External tables were introduced in Oracle 9i as a way to query information from a flat file without having to load the data into a staging table. David Woodard, one of the co-founders of House of Brick, wrote an article about this feature in September 2005 and the basics of external tables remains the same. For this blog, I would like to expand on a few of the topics in the original article and remind readers that the feature is available. In a future post, I will discuss some of the new abilities of external tables.
Tab-Delimited Files
During external table creation, you specify the format of the flat file. Many times the data is in a fixed-position or comma-delimited format as seen in David’s original article. However, one format that almost always trips me up and causes me to look up the syntax for is tab-delimited files. If the fields in your file are tab-delimited, use the following syntax for specifying the delimiter:
… ACCESS PARAMETERS (FIELDS TERMINATED BY X'09') …
Dynamic Filenames
When an external table is created, we specify the name of the external file to process, as shown below.
… LOCATION ('my_data_file.dat') …
Oftentimes, we don’t know the name of the flat file that we need to process.
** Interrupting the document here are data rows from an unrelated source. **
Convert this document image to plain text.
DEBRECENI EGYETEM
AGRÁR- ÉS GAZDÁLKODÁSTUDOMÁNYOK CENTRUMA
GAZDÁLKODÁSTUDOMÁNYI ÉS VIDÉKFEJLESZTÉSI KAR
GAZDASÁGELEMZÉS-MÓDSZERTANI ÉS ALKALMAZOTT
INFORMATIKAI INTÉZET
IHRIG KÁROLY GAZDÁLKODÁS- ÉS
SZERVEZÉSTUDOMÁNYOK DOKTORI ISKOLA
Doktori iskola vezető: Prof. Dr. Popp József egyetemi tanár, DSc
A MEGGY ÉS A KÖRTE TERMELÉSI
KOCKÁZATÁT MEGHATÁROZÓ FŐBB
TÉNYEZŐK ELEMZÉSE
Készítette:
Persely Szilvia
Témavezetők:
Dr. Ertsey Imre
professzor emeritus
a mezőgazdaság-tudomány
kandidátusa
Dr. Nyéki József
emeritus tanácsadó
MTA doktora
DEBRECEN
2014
Rather than having to rename the input file to the name specified in the “LOCATION” parameter, allow it to be passed in to the procedure processing the file. Here’s an example:
procedure process_data (p_file_name in varchar2) is cursor c1 is select * from my_external_table; begin if p_file_name is not null then -- dynamically set the filename of the external table execute immediate ('alter table my_external_table location (''' || p_file_name || ''')'); for v_rec in c1 loop <process records> end loop; end if; end;
By using the “execute immediate” command, you can dynamically change the filename that the external table will reference. As a reminder, because we didn’t specify the directory along with the filename (dir:filename), it will use the directory object specified by the “DEFAULT DIRECTORY” when the external table was created. If you did specify a different directory object, you would also need to consider the privileges on that directory.
Data Cleansing
Rather than loading data from a flat file into a staging table and then running statements to update the data to cleanse it, manipulate the data as you query it from the external table. All of the standard functions are available, just as they are when you query a “normal” table. Here are some examples to consider:
- Use LTRIM and RTRIM functions to remove unwanted leading/trailing characters.
- Use UPPER, LOWER, and INITCAP to standardize name fields.
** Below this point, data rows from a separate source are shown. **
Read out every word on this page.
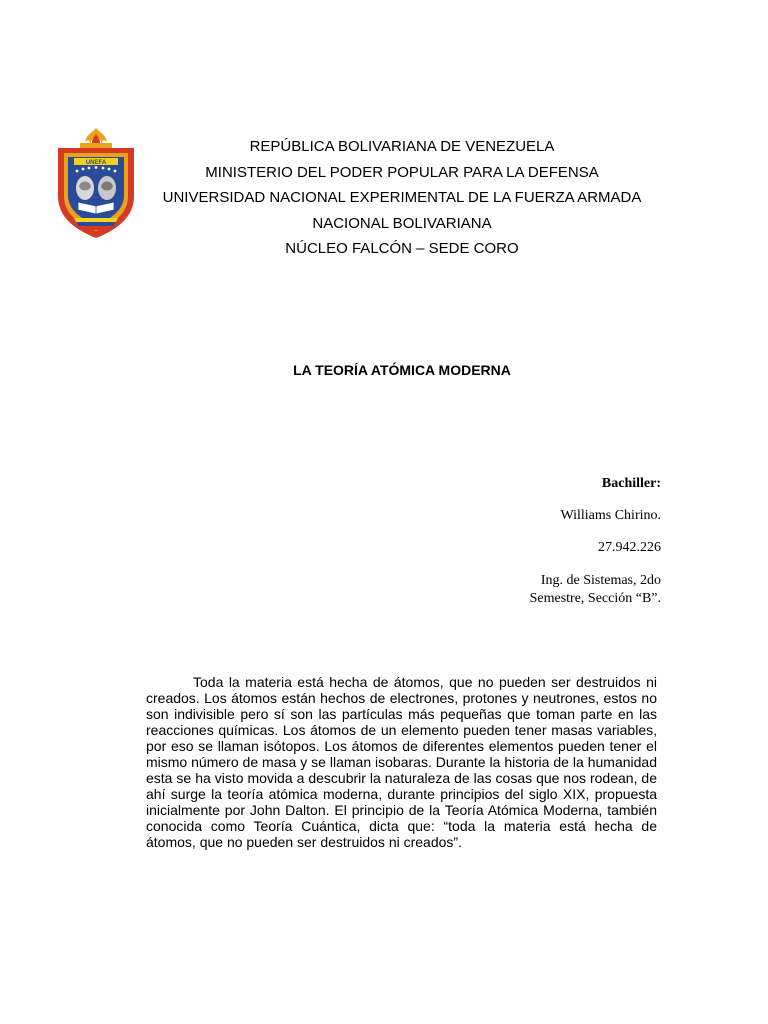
UNEFA
REPÚBLICA BOLIVARIANA DE VENEZUELA
MINISTERIO DEL PODER POPULAR PARA LA DEFENSA
UNIVERSIDAD NACIONAL EXPERIMENTAL DE LA FUERZA ARMADA
NACIONAL BOLIVARIANA
NÚCLEO FALCÓN – SEDE CORO
LA TEORÍA ATÓMICA MODERNA
Bachiller:
Williams Chirino.
27.942.226
Ing. de Sistemas, 2do
Semestre, Sección “B”.

Toda la materia está hecha de átomos, que no pueden ser destruidos ni creados. Los átomos están hechos de electrones, protones y neutrones, estos no son indivisible pero sí son las partículas más pequeñas que toman parte en las reacciones químicas. Los átomos de un elemento pueden tener masas variables, por eso se llaman isótopos. Los átomos de diferentes elementos pueden tener el mismo número de masa y se llaman isobaras. Durante la historia de la humanidad esta se ha visto movida a descubrir la naturaleza de las cosas que nos rodean, de ahí surge la teoría atómica moderna, durante principios del siglo XIX, propuesta inicialmente por John Dalton. El principio de la Teoría Atómica Moderna, también conocida como Teoría Cuántica, dicta que: “toda la materia está hecha de átomos, que no pueden ser destruidos ni creados”.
- Use REPLACE, SUBSTR, REGEXP_REPLACE, and REGECP_SUBSTR functions to help format data into a specific format or remove unwanted characters.
By cleansing the data as you read it in from the flat file, your input is standardized, saving you an extra step. It also doesn’t require a staging table in order for you to manipulate your data.
This blog post serves a reminder of the external table feature of the Oracle database. If you are not currently using this feature for loading flat-file data into your database, I hope that this post has offered some reasons for you to give it a try.